The Seafarer’s Kiss by Julia Ember
Goodreads | Release Date: 4th May
When nineteen year old mermaid Ersel rescues and falls in love with Ragna, a shield-maiden, and the two are caught by Ersel’s suitor, he attempts to force her to choose between saying goodbye to Ragna or facing the wrath of her king. However, Ersel has other plans and is determined to be reunited with Ragna. A bisexual, f/f retelling of The Little Mermaid with Norse mythology thrown in (plus, who doesn’t love both mermaids AND shield-maidens?) this is a must read!
+ Amanda. A transgender main character in a YA novel? Yep. Not only that, it’s also written by a transgender author. This is so important for young readers, regardless of the story itself. For Amanda to lead the life that many YA characters live – to fall in love, have family issues, meeting a new group of friends but also have such a traumatic past. She is brave character and incredibly strong. She tells us her story from present day but also switches between years and months ago, from a very young age when she knew that she should have been born a girl. There’s this amazing parallel scene in the book – in one chapter, Amanda tells us of the time she took pills and tried to end her life but then we also experience the moment she took pills that began her transition and the two scenes – one heartbreakingly sad and the other heartbreakingly joyous really stood out for me. Amanda is definitely one of my top favourite female characters after reading this book.
+ Familial relationships! Amanda has a very strong bond with her mother, despite the fact that she is living with her father during the events of this novel. Her mother is the one who helped her after her suicide attempt and accepted that she is transgender. Her father, however, is less accepting at first and so the two go on a journey of acceptance. I like that there were strong family ties in this novel but still maintained complications. It’s realistic and it showed not only Amanda’s journey through transition, but also her parents. The two ultimately care deeply for their daughter.
+ Female friendships!! I recently posted a blog post about my favourite fictional female friendships and I wish I had read this book before I compiled it because Amanda’s friendship with Chloe, Anna and Layla was really lovely. They accept her from the very beginning and they all maintained such a healthy relationship, especially Anna who is very religious and has a very religious family. I mean, Chloe pulled a loaded gun on Parker to save Amanda. Friendship goals.

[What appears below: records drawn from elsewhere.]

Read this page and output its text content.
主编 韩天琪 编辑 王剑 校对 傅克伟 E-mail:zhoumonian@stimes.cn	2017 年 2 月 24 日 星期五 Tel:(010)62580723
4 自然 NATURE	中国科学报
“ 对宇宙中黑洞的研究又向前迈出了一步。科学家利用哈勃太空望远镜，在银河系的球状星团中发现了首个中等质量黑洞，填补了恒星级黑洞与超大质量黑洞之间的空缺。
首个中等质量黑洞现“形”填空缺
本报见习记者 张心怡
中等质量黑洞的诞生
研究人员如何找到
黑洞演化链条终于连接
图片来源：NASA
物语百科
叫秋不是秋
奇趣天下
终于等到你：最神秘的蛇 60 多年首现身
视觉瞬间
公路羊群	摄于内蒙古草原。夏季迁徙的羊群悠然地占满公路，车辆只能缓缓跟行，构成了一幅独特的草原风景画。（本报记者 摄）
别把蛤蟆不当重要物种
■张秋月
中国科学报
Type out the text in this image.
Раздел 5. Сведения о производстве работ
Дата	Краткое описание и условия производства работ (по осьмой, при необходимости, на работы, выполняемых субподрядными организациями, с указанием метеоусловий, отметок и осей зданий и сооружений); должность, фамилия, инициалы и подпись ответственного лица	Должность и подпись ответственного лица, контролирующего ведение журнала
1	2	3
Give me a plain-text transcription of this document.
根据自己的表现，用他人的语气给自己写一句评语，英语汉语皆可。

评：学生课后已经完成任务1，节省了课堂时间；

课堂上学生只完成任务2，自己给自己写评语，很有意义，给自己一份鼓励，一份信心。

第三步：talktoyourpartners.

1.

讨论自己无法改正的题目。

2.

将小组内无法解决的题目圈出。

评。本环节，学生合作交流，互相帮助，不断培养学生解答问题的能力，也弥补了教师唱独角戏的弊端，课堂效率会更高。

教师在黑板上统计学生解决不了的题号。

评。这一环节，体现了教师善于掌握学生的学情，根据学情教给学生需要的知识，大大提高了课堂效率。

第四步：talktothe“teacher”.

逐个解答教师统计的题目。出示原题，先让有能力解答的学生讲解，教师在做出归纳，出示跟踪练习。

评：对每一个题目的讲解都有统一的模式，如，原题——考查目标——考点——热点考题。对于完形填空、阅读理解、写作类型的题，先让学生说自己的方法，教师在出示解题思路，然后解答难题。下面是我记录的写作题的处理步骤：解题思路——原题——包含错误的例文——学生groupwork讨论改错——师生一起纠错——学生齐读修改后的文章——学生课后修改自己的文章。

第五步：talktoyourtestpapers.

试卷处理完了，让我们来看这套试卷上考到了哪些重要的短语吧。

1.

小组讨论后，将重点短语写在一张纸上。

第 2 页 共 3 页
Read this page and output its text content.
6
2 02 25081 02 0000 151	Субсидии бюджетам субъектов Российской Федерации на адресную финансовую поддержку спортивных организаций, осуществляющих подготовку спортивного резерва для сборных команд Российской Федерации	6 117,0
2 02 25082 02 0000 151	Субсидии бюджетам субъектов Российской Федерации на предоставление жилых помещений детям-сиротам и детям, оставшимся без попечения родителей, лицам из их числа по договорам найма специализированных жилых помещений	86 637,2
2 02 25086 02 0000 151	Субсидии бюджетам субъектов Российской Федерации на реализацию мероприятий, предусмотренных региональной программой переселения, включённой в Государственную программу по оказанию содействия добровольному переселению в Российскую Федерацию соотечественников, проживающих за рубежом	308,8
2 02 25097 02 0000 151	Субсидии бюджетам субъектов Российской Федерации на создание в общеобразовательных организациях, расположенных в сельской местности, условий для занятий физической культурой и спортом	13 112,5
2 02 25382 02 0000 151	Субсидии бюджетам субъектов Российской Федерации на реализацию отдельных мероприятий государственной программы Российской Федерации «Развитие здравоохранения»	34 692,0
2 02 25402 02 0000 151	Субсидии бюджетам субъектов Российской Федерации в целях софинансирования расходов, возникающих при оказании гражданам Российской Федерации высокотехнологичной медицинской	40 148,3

+ Character treatment. So a character in this book, Bee, is bisexual, something she openly admits. She is also in a secret relationship with Chloe, another of Amanda’s friends. Bee is the first person Amanda trusts enough to tell her she is transgender as the two form a quick friendship and play a game in which they tell each other secrets about each other. What seems like a strong bond quickly turns sour when Bee attempts to kiss Amanda, gets kindly rejected and then proceeds to stand on stage and reveal secrets about pupils, including outing Amanda and Chloe. It was awful and I feel as though it came from nowhere? I feel like Bee’s character was ruined here and for no reason and also nothing comes of it after. She was such an interesting character, she was a good friend to Amanda, openly bisexual and also a rape victim and I feel like outing everybody was very OOC for her.